Os novos e tempestuosos ventos oriundos do leste europeu mereciam uma ampla e categórica condenação. O projeto expansionista e belicista de Putin devia ter uma abordagem mais profunda, concreta e crítica por parte da esquerda, nomeadamente, do movimento comunista. É um tremendo erro político abordar a bárbara invasão russa com as narrativas falaciosas que apenas responsabilizam o papel da NATO/EUA/EU, ou realizar leituras que legitimam a propaganda de Putin (caso do “genocídio” nas zonas russófonas ou a “desnazificação” na Ucrânia). Aqueles que lutam pela paz, mas que perante a barbárie e o invasor optam por escolher com cuidado as palavras, são também vítimas de Putin no espaço público.

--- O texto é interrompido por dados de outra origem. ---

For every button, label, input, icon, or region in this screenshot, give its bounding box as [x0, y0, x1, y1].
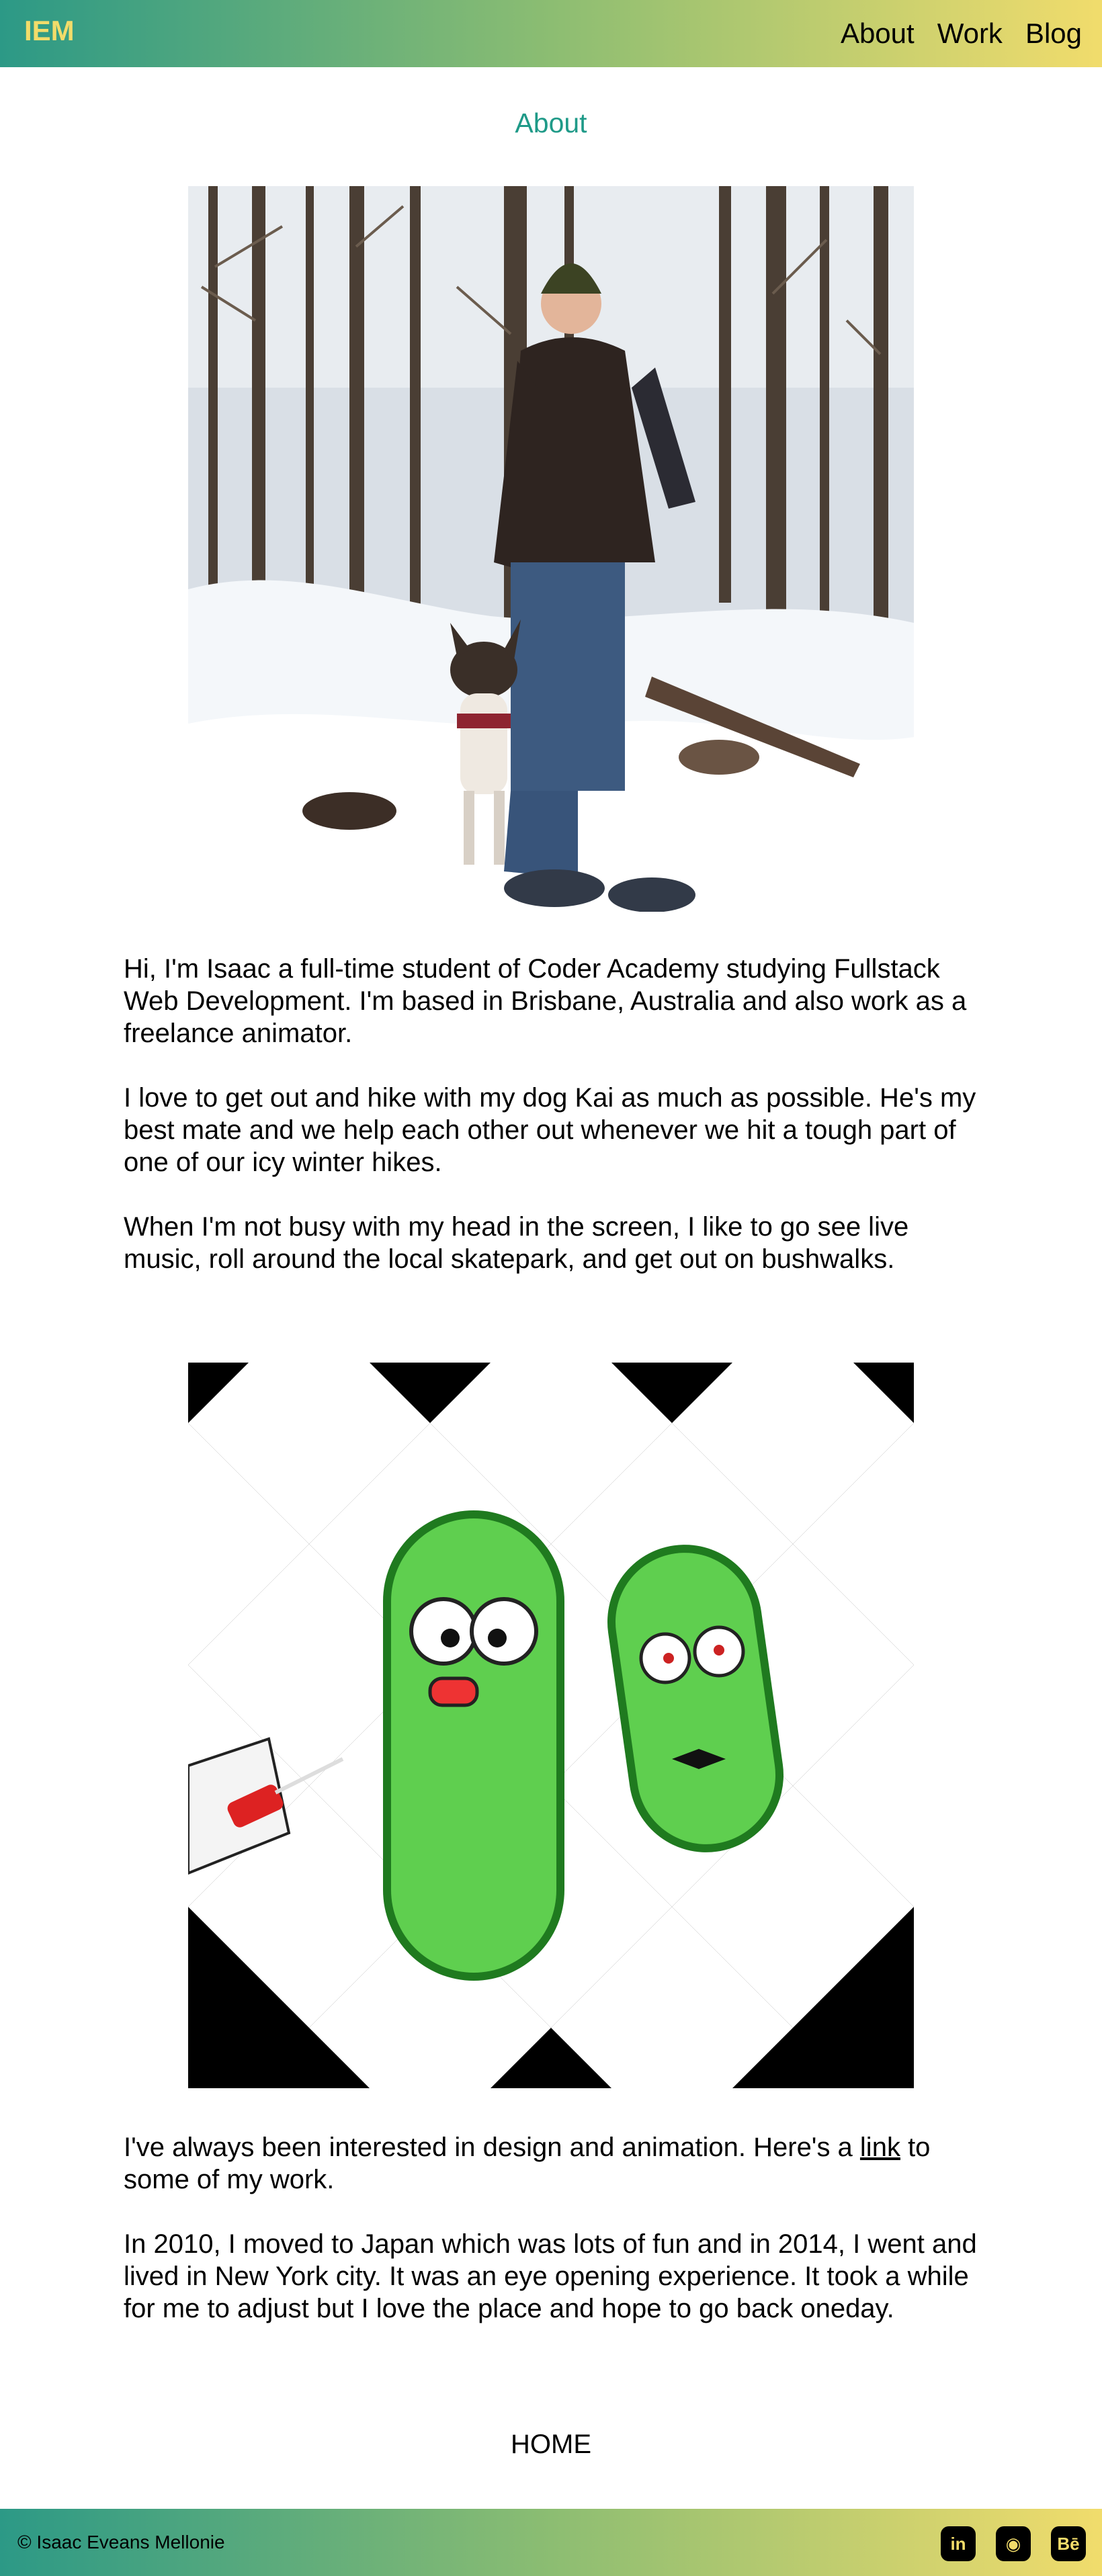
nav-about-link[interactable]: About: [841, 17, 915, 50]
nav-work-link[interactable]: Work: [937, 17, 1003, 50]
design-paragraph-text: I've always been interested in design an…: [124, 2133, 860, 2162]
hobbies-paragraph: When I'm not busy with my head in the sc…: [124, 1212, 909, 1274]
hiking-photo: [188, 186, 914, 912]
intro-paragraph: Hi, I'm Isaac a full-time student of Cod…: [124, 954, 967, 1048]
hiking-paragraph: I love to get out and hike with my dog K…: [124, 1083, 976, 1177]
site-header: IEM About Work Blog: [0, 0, 1102, 67]
pickle-animation-graphic: [188, 1363, 914, 2088]
travel-paragraph: In 2010, I moved to Japan which was lots…: [124, 2229, 977, 2323]
work-link[interactable]: link: [860, 2133, 900, 2162]
social-links: in ◉ Bē: [941, 2526, 1086, 2561]
behance-icon[interactable]: Bē: [1051, 2526, 1086, 2561]
main-nav: About Work Blog: [841, 0, 1102, 67]
design-paragraph: I've always been interested in design an…: [124, 2131, 990, 2196]
site-footer: © Isaac Eveans Mellonie in ◉ Bē: [0, 2509, 1102, 2576]
copyright-text: © Isaac Eveans Mellonie: [17, 2532, 225, 2552]
home-link[interactable]: HOME: [0, 2430, 1102, 2460]
site-logo[interactable]: IEM: [24, 15, 75, 47]
github-icon[interactable]: ◉: [996, 2526, 1031, 2561]
pickle-animation-image: [188, 1363, 914, 2088]
nav-blog-link[interactable]: Blog: [1025, 17, 1082, 50]
hiking-photo-graphic: [188, 186, 914, 912]
page-title: About: [515, 108, 587, 138]
linkedin-icon[interactable]: in: [941, 2526, 976, 2561]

Internamente, as infelizes circunstâncias fazem com que seja ainda mais urgente inaugurar um debate interno e amplo sobre o fim da URSS, sobre as figuras políticas que emergiram com a sua derrota e a atualidade do paradigma da geopolítico da Guerra Fria.
Na Rússia, o regime vai certamente enfrentar uma crise política e o povo russo devia ter acesso a dirigentes da fibra de Dubcek ou de Gorbachev e não os Lavrovs, os Medvedevs, os Naryshkins e os Peskovs da vida do nacionalismo russo.